Today’s Gold Market Increasingly Resembles The London Gold Pool

The mainstream and alternative media mostly belong to one of the two camps when it comes to gold. Most gold market enthusiasts draw parallels between today’s secular trend in gold and the one of the 70ies. The charts are quite similar and the ongoing correction in gold is, up until now, resembling the 2-year bear market of 1974-1976. On the other hand, the other camp of commentators are rather unanimous that gold has been in a bubble and that it has burst in the fall of 2011.

History does not repeat itself, but it does rhyme. The question is: with which period exactly does it rhyme? This article presents a scenario that has remained rather underexposed: today’s gold market resembles the one of the 60ies, in particular the London Gold Pool. It shows increasingly more compelling similarities, and all recent developments point to an unfolding London Gold Pool scenario.

 The article is written by Jeroen Vandamme, analyst behind the Dutch premium service Analyse (founded by Roland Vandamme who holds an Economics degree at the University of Gent) and published a couple of months ago.

The London Gold Pool came into existence to bring stability into the monetary system at a time when the US trade balance had been deteriorating by the Cold War (among other reasons). The 60ies saw an increasing pressure on the gold price because of a rise in demand, which resulted in a decline of the reserves of the London Gold Pool. In 1967, France was the first country to exit the London Gold Pool. France was no longer willing to offer its gold reserves in order to suppress the gold price. At that time, the French had been purchasing hundreds of tonnes of gold (on a yearly basis) from the US. It was part of a strategy from Charles de Gaulle which was engineered by Jacques Rueff. The gold rush from France at that time is highly comparable with today’s gold rush from China.

Along with other financial developments, one of which was the devaluation of the British Pound in 1967, the French gold rush resulted in the collapse of the London Gold Pool in 1968. It remains rather unknown to the public that between 1968 and the end of the gold standard in 1971, there was a two-tier gold market. London had been using the official gold price of $35 while other exchanges like the one in Zurich had a variable gold price; in the latter markets it was not unusual to see a gold price of $42 or $45, a difference of 20% to 25% compared to the price in London. This two-tier market was not sustainable neither because of arbitrage. The US was “obliged” to exit the gold standard. In the decade that followed, the gold price rose 20 times.

What are the learnings from these historical events?

First, gold market manipulation is nothing new. It existed in the 60ies, so why wouldn’t it exist today?

Second, history teaches that manipulation, no matter how clever, always fails. No government has the power to manipulate the free market for an extended period of time. The London Gold Pool is no exception of this principle. In addition, those who try to manipulate the market end up with big losses eventually. The members of the London Gold Pool did lose billions of dollars worth of gold.

Even more important, it is a characteristic of markets to seek balance on the long term. The longer a market is being suppressed, the more significant the opposite reaction.
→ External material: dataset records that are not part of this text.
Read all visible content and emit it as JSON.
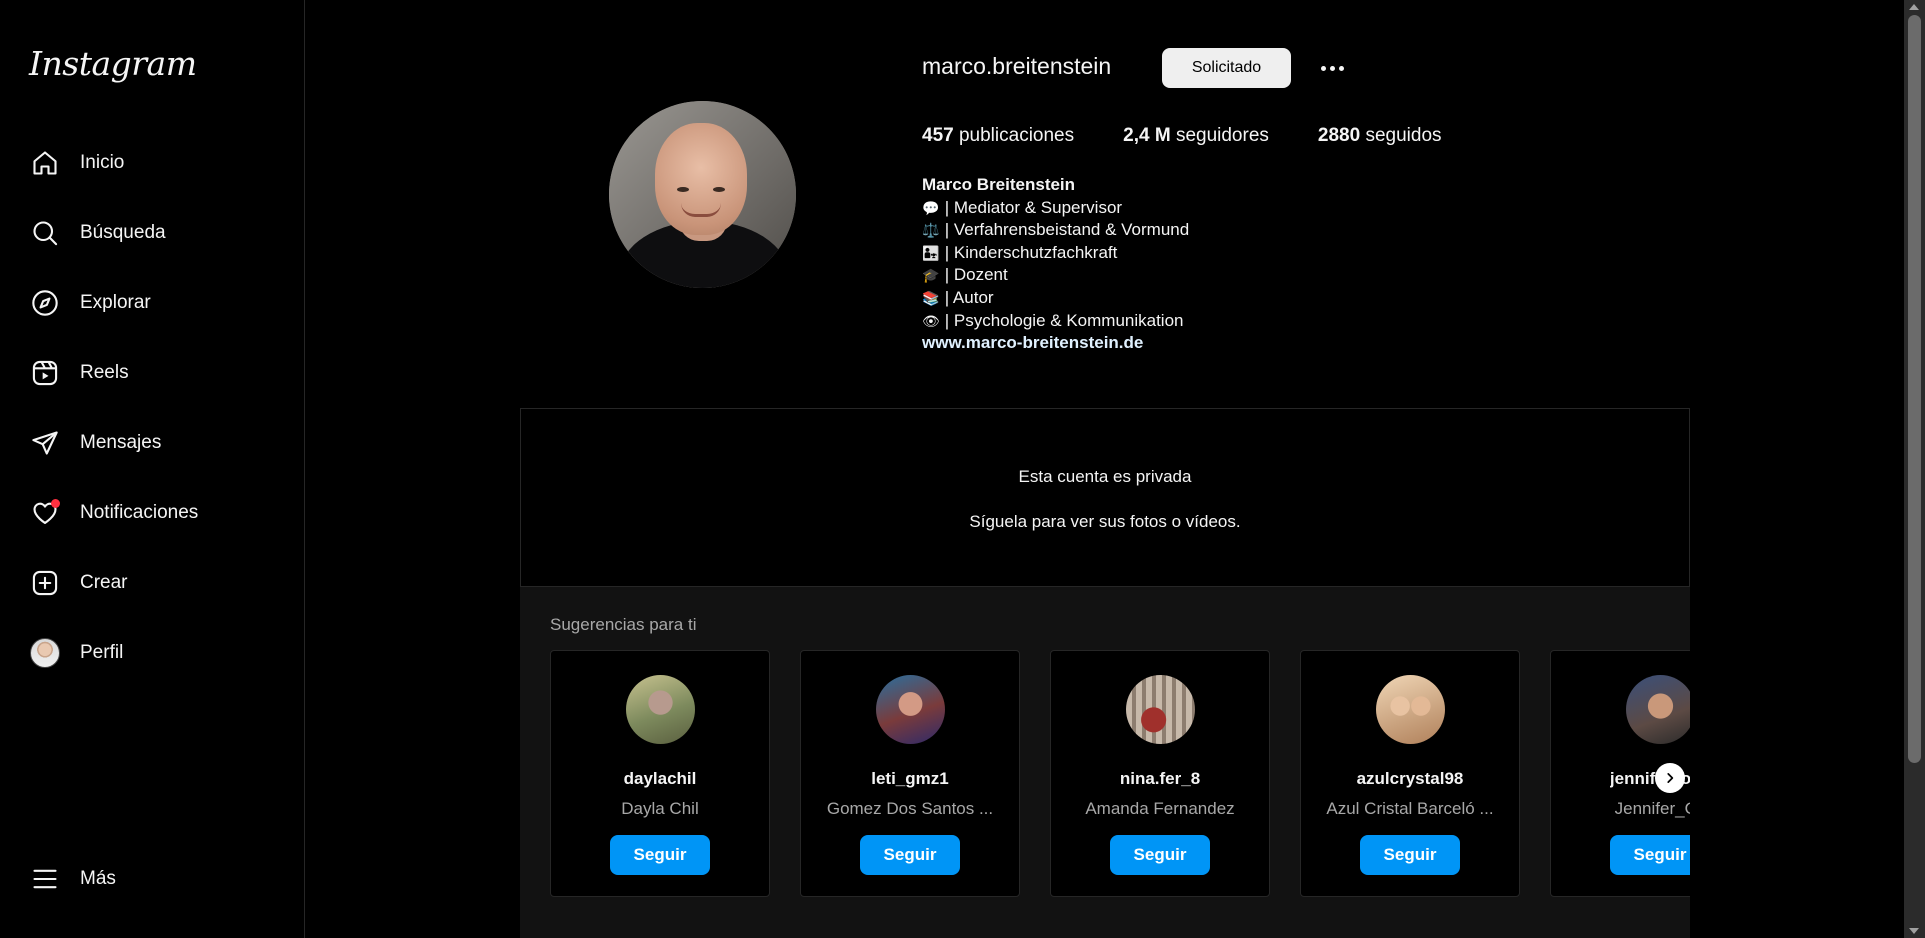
{
  "sidebar": {
    "logo": "Instagram",
    "items": [
      {
        "label": "Inicio",
        "icon": "home-icon"
      },
      {
        "label": "Búsqueda",
        "icon": "search-icon"
      },
      {
        "label": "Explorar",
        "icon": "compass-icon"
      },
      {
        "label": "Reels",
        "icon": "reels-icon"
      },
      {
        "label": "Mensajes",
        "icon": "send-icon"
      },
      {
        "label": "Notificaciones",
        "icon": "heart-icon"
      },
      {
        "label": "Crear",
        "icon": "plus-square-icon"
      },
      {
        "label": "Perfil",
        "icon": "avatar"
      }
    ],
    "more_label": "Más"
  },
  "profile": {
    "username": "marco.breitenstein",
    "requested_label": "Solicitado",
    "stats": {
      "posts_value": "457",
      "posts_label": "publicaciones",
      "followers_value": "2,4 M",
      "followers_label": "seguidores",
      "following_value": "2880",
      "following_label": "seguidos"
    },
    "bio": {
      "name": "Marco Breitenstein",
      "lines": [
        {
          "emoji": "💬",
          "text": "| Mediator & Supervisor"
        },
        {
          "emoji": "⚖️",
          "text": "| Verfahrensbeistand & Vormund"
        },
        {
          "emoji": "👨‍👧",
          "text": "| Kinderschutzfachkraft"
        },
        {
          "emoji": "🎓",
          "text": "| Dozent"
        },
        {
          "emoji": "📚",
          "text": "| Autor"
        },
        {
          "emoji": "👁",
          "text": "| Psychologie & Kommunikation"
        }
      ],
      "link": "www.marco-breitenstein.de"
    }
  },
  "private": {
    "title": "Esta cuenta es privada",
    "subtitle": "Síguela para ver sus fotos o vídeos."
  },
  "suggestions": {
    "title": "Sugerencias para ti",
    "follow_label": "Seguir",
    "cards": [
      {
        "username": "daylachil",
        "fullname": "Dayla Chil",
        "color": "#8a8f6a"
      },
      {
        "username": "leti_gmz1",
        "fullname": "Gomez Dos Santos ...",
        "color": "#7a3b3b"
      },
      {
        "username": "nina.fer_8",
        "fullname": "Amanda Fernandez",
        "color": "#8a6e62"
      },
      {
        "username": "azulcrystal98",
        "fullname": "Azul Cristal Barceló ...",
        "color": "#c9a27e"
      },
      {
        "username": "jennifer_oliv",
        "fullname": "Jennifer_Oli",
        "color": "#5c4a44"
      }
    ]
  }
}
During the era of the London Gold Pool, the gold price had been suppressed for an extended period of time; after termination of the suppression scheme, however, gold started a rise which catapulted the price twenty times higher a decade later.

We have a very similar situation today. Western central banks try to suppress the gold price; they are doing so during a debt crisis that is already out of control. Although officially there is no London Gold Pool, it is widely known that bullion banks are leasing gold (behind the scenes) and, simultaneously, short gold in the futures markets. China is acting in a similar way today as France in the 60ies. It is very likely that the explosion in Chinese demand will break the manipulation mechanism. Chart courtesy: Koos Jansen.


In that respect, it will be interesting to follow the potential spreads between the different gold exchanges, in particular the mainstream exchanges like COMEX and LBMA versus the new gold markets like the new Shanghai exchange. Russia and South-Korea had announced the opening of their own gold exchange right after the historic precious metals price crash; the timing of the announcements were undoubtedly no coincidence(*). It is obvious how several countries are more than willing to stop the gold intervention(s).

(*) Meantime, the Russian gold exchange started business a month ago and the South Korean exchange will start operations in the first quarter of 2014.